There have also been job disruptions in business, public transport, education, childcare, health care and other sectors in the UK, France, South Korea, Australia and South Africa among many other countries.
But the COVID-19 pandemic has been different from the global epidemics in which people live. The response over the past three years has been to shift efforts online and on platforms such as Twitter, Zoom, Facebook and Instagram.
“Our ‘seats’ [from the disdainful refrain of ‘armchair activism’] they have become the main doors of our political society,” justice advocate Anjali Enjeti wrote in her book Southbound.
Individual actions and planning have not ended with the COVID-19 pandemic. But combined with online efforts and anger over the government’s failure to tell the truth about the epidemic, Zillennials and Gen Zers (people born between 1995 and 2012) have been encouraged. In the US, they, along with Black and Latinx voters, defeated the armed forces in the 2020 and 2022 elections.
It remains to be seen whether this mobilization will prevent the US and other countries from falling into civil war or send them closer to chaos and destruction.

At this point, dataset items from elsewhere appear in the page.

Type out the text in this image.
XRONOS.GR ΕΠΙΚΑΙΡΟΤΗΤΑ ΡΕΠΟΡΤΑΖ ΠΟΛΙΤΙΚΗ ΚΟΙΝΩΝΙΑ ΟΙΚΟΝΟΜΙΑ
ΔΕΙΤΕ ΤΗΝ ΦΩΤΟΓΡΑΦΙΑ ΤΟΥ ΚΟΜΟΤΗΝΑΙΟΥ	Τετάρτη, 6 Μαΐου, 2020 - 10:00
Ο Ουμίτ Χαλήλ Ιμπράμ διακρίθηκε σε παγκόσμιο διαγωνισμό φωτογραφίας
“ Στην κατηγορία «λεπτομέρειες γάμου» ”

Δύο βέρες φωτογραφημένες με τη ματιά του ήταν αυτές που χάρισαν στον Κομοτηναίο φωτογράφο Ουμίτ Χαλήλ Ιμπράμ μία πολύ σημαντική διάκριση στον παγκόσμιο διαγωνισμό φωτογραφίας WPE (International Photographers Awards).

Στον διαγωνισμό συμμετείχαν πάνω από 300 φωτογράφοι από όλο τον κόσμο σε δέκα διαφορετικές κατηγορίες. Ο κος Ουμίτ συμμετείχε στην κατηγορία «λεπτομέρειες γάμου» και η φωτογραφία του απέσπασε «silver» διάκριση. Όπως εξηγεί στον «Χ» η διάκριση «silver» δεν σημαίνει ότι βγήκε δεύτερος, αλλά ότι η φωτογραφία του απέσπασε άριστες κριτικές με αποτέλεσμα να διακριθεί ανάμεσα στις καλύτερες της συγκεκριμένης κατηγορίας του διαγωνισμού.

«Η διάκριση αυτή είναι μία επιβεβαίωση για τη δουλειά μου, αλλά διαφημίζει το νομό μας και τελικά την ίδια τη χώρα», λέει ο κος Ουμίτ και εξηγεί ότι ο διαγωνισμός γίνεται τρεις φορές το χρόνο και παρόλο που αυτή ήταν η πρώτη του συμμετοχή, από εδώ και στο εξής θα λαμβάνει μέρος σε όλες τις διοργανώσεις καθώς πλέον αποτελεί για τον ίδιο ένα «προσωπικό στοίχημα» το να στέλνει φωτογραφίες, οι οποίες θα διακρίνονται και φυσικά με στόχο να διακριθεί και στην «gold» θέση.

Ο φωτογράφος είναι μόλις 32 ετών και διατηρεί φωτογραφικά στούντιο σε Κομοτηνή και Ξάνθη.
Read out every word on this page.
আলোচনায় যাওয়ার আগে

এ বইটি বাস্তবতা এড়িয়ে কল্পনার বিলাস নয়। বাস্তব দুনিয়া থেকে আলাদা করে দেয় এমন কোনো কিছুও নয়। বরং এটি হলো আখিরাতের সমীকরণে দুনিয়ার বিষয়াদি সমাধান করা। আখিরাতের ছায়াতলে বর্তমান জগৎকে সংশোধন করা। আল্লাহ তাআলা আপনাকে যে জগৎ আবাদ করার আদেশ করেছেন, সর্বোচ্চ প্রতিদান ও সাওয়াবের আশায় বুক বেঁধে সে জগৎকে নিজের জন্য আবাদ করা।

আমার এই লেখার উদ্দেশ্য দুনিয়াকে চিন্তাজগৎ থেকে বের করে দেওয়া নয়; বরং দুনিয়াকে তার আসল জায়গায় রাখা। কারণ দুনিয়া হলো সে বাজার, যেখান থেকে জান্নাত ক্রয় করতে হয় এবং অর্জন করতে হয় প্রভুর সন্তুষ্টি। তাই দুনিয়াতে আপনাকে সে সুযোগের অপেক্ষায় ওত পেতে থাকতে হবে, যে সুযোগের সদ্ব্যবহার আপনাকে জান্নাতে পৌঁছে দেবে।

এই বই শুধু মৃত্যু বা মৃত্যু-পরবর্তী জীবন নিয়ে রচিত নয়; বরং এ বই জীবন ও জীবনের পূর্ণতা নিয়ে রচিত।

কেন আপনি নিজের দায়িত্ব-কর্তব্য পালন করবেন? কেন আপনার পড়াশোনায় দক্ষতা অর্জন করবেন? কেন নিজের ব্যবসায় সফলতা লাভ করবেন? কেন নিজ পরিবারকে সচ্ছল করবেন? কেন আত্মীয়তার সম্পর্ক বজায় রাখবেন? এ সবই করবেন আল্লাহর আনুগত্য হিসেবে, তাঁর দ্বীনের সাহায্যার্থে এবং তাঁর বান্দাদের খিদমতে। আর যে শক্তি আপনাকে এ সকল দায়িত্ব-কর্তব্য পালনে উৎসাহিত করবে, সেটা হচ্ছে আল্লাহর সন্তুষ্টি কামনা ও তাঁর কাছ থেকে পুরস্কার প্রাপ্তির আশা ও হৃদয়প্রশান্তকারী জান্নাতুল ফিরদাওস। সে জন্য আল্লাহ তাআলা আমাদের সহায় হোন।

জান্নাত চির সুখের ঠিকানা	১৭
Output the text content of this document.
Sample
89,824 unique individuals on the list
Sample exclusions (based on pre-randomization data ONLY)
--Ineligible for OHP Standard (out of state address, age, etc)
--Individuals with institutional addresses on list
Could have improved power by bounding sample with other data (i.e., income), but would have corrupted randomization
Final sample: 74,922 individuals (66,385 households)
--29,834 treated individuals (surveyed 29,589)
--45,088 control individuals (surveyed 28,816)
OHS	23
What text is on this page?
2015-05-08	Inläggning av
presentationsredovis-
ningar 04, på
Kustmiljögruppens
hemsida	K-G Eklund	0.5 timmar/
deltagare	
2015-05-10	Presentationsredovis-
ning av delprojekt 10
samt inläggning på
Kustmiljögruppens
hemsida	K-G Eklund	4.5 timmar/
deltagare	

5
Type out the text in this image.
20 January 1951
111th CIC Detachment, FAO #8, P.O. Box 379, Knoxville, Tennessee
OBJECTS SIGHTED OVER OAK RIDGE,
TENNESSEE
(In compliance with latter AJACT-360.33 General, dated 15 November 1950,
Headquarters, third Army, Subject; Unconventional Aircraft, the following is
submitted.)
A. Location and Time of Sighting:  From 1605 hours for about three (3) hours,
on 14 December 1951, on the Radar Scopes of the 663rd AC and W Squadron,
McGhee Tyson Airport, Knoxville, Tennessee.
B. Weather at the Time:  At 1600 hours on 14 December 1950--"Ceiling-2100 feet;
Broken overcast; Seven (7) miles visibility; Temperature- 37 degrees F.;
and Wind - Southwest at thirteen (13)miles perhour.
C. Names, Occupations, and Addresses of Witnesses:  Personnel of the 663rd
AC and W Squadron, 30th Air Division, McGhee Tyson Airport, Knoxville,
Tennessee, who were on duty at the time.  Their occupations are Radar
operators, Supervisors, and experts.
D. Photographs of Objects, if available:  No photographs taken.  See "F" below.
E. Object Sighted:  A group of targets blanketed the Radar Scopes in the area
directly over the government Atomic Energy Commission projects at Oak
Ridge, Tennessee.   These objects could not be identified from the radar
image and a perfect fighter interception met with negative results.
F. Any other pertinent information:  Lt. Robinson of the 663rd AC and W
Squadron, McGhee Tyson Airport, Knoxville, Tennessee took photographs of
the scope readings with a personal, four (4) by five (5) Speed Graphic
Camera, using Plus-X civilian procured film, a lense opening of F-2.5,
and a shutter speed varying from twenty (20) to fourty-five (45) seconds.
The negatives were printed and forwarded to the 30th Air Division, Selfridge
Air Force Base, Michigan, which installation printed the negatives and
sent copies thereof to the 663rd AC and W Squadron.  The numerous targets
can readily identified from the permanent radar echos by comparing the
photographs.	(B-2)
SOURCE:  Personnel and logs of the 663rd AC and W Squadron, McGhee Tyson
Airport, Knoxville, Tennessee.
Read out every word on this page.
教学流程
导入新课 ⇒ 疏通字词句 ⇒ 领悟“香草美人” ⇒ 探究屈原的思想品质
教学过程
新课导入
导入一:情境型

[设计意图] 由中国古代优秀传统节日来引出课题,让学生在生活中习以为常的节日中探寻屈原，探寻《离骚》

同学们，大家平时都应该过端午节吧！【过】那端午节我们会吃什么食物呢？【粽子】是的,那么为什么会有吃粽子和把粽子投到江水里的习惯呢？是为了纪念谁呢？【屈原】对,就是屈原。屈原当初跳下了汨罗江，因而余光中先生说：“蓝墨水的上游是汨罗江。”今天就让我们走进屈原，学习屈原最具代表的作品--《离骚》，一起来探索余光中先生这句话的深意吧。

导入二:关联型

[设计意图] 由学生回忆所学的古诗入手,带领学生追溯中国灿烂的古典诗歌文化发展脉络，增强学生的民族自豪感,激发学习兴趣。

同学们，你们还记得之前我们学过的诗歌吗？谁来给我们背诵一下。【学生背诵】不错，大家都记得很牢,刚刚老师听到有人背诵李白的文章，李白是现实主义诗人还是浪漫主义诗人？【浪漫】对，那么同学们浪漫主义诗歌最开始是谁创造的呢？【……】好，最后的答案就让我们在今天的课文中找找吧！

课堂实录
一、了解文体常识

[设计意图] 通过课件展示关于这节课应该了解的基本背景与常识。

Perhaps this depends on answering the questions that award-winning author Imani Perry asked at the end of her book South to America: “When will you be disgusted enough to disrupt the work? When are you going to let interest and loyalty run wild?”
In light of the COVID-19 pandemic, on top of climate change and the rise of right-wing forces in the US and around the world, millions of people have already been dreaming and doing more to make the world better. This is because they are hurting. Because for them, getting into good and deadly trouble is the only choice.
The views expressed in this article are those of the author and do not reflect Al Jazeera’s influence.